David Titman, who volunteers at the school even though his son graduated from Wilde Lake three years ago, shouted: "This middle school, Wilde Lake Middle School, is one of the best middle schools in Howard County. Those people in Lime Kiln Middle School don't know what they're missing!"

Titman's rallying cry was applauded by parents and teachers.

"I'm not real concerned about what the people do about moving their children," said Frances Draper, whose son, Aaron, is new this year to the sixth grade and Wilde Lake Middle. "We judge by what we experience. I know that it's parent involvement that makes a difference, and we've found committed teachers here, administrators and parents."

Alvia McDaniels sat at the front of her daughter's homeroom class, listening attentively to sixth-grade teacher Gina Stokes. When Stokes mentioned that her class would soon be taking a weeklong field trip to the Goddard Space Flight Center, and that Wilde Lake was the only school in Maryland to do so, McDaniels nudged her daughter, Demetria Leonard, and beamed.

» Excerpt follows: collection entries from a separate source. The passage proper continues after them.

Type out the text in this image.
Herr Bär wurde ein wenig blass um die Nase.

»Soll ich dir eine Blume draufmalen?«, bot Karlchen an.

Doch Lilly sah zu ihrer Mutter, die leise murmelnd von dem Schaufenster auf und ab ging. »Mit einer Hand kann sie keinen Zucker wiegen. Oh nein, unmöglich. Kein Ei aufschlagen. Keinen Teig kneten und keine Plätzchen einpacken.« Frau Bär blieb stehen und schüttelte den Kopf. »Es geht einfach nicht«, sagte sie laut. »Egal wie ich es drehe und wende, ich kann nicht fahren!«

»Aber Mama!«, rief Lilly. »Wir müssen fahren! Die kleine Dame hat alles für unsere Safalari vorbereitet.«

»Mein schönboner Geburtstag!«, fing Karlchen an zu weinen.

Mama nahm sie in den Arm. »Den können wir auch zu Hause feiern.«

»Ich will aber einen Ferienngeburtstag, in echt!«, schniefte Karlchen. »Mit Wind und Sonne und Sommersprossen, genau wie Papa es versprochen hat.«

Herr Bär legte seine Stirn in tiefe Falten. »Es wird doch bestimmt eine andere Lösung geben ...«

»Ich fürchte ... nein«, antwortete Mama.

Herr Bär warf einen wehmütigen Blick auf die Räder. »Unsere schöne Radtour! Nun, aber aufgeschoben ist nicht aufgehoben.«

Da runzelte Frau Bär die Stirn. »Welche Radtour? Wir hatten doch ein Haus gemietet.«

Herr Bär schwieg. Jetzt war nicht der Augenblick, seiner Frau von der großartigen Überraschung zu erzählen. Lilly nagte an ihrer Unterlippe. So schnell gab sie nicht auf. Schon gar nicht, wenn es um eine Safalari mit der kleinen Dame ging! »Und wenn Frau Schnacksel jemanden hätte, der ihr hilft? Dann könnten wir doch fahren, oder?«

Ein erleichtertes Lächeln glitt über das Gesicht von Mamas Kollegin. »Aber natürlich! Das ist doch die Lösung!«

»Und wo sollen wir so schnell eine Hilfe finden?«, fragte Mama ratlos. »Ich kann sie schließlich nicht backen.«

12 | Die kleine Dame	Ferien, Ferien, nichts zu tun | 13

Many parents said last night they wanted a quality education as well as pupil diversity -- Wilde Lake has more of a racial mix than Lime Kiln -- and weren't daunted by rumors of discipline problems and poor test scores.

At Wilde Lake, Demetria, who is black, shares a class with Max Annenberg, who is white, Magaly Segovia, who is Hispanic, and students of various backgrounds. That's the way Shigeyo Ibrahim likes it for her son, Yimaj, who is half-Japanese and half-Ethiopian.

"I certainly don't want my son going to a school that's only 3 percent minority, where nobody looks like him," Ibrahim said. "We wanted to put him in a place where the kids really represent the world."